Carbon trading update: Energy Aspects and Redshaw Advisors view on today MSR vote


With confusion surrounding the latest vote in Brussels in relation to the Market Stability Reserve implementation Redshaw Advisors, with the help of Energy Aspects’ Trevor Sikorski, provide some analysis of events.

The process of so-called market reform is never smooth in relation to the EU ETS, and today was another example. The much anticipated vote in the industry (ITRE) committee on the market stability reserve (MSR) this morning has finished, and was somewhat chaotic. The overall outcome from the vote was that:

  • Previously and widely agreed amendments regarding putting some, or all, of the backloaded volumes of EUAs directly into the MSR were eventually rejected.
  • Changes to the 2021 start date, bringing it forward to either 2017 or 2019, were also rejected.
  • The default position of support of the EC proposal on the MSR was agreed.

Now, ITRE will effectively hand the environment committee (ENVI) the MSR file back, without an agreed position to share. As a result, it gives the ENVI committee little to consider apart from what it has already discussed with regards to the EC proposal. While this may be considered a weakening of ITRE influence on the process, the influence of secondary committees on Bills is always marginal anyway, with lead committees determining the bill that goes to plenary—the eventual decision maker. Still, friction in ITRE does not suggest a smooth passage of the Bill, with a start date likely to be the item hardest to agree on, particularly through plenary and then council.

The proposed MSR file now passes onto ENVI, and it is scheduled to have its vote on 24 February. This date should not be affected by today’s lack of outcome. ENVI had met yesterday for discussions on the MSR and the broad consensus seen in ENVI yesterday appeared to be an earlier start date and a transfer of backloaded allowances to the reserve. The MSR should have a smoother ride in ENVI than it had in ITRE. After ENVI, it then proceeds to plenary and trialogue with council. The road is still quite long for the MSR and today certainly was not the end of the political debate on what it will look like.

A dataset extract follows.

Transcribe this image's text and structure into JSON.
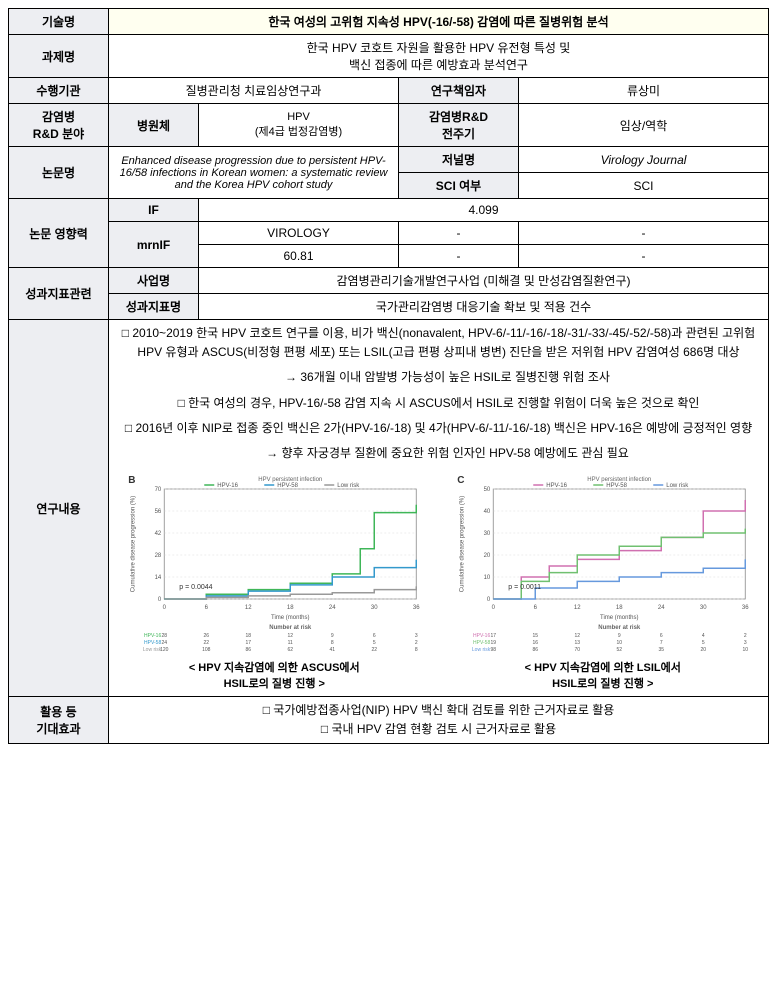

The impact on the carbon trading market is likely to be bearish, with a bit of a sell-off of any short-term positions taken on expectation of a more positive vote. Prices for rest of week are likely to trade closer to the 7 €/t mark and away from the 7.5 €/t level seen earlier today. The impact of such interim policy votes on sustained price formation tends to be low, but adds to the market’s short-term volatility.

Additional feedback:

There have been a number of commentaries in relation to this matter, Redshaw Advisors provided some live comments just after the vote on twitter.  However the following two extracts provide some interesting insight into the political machinations affecting carbon trading.  Firstly from Bloomberg are comments from Theresa Griffin, MEP, shadow rapporteur for Socialists & Democrats:

I called time to consult with my group. We defeated Tajani’s opinion” referring to Tajani’s position that the MSR should start in 2021. “We have sent a clear message that 2021 is too little, too late. We have put the environment committee in a better position because they are not hampered by a regressive opinion from the industry committee

IETA’s Sarah DeBlock gave feedback on the vote was as follows:

The lack of an outcome from today’s vote should not be misinterpreted – the rejection was a result of differences amongst political groups on how the MSR proposal should be improved, but not a rejection of the Reserve itself. The debate in the European Parliament is not whether to reform the EU ETS with an MSR, but more about its design and timing.”

Passions are starting to run high in the MSR debate. The prospect of ITRE providing early resolution to strengthening the EU ETS beyond the originally proposed ‘standard’ MSR is off the cards. However we will get a good steer from the ENVI meetings culminating in a vote on 24th February.

Carbon trading impact: save for the flush out of any longs that were speculating on an accelerated start there is no new news.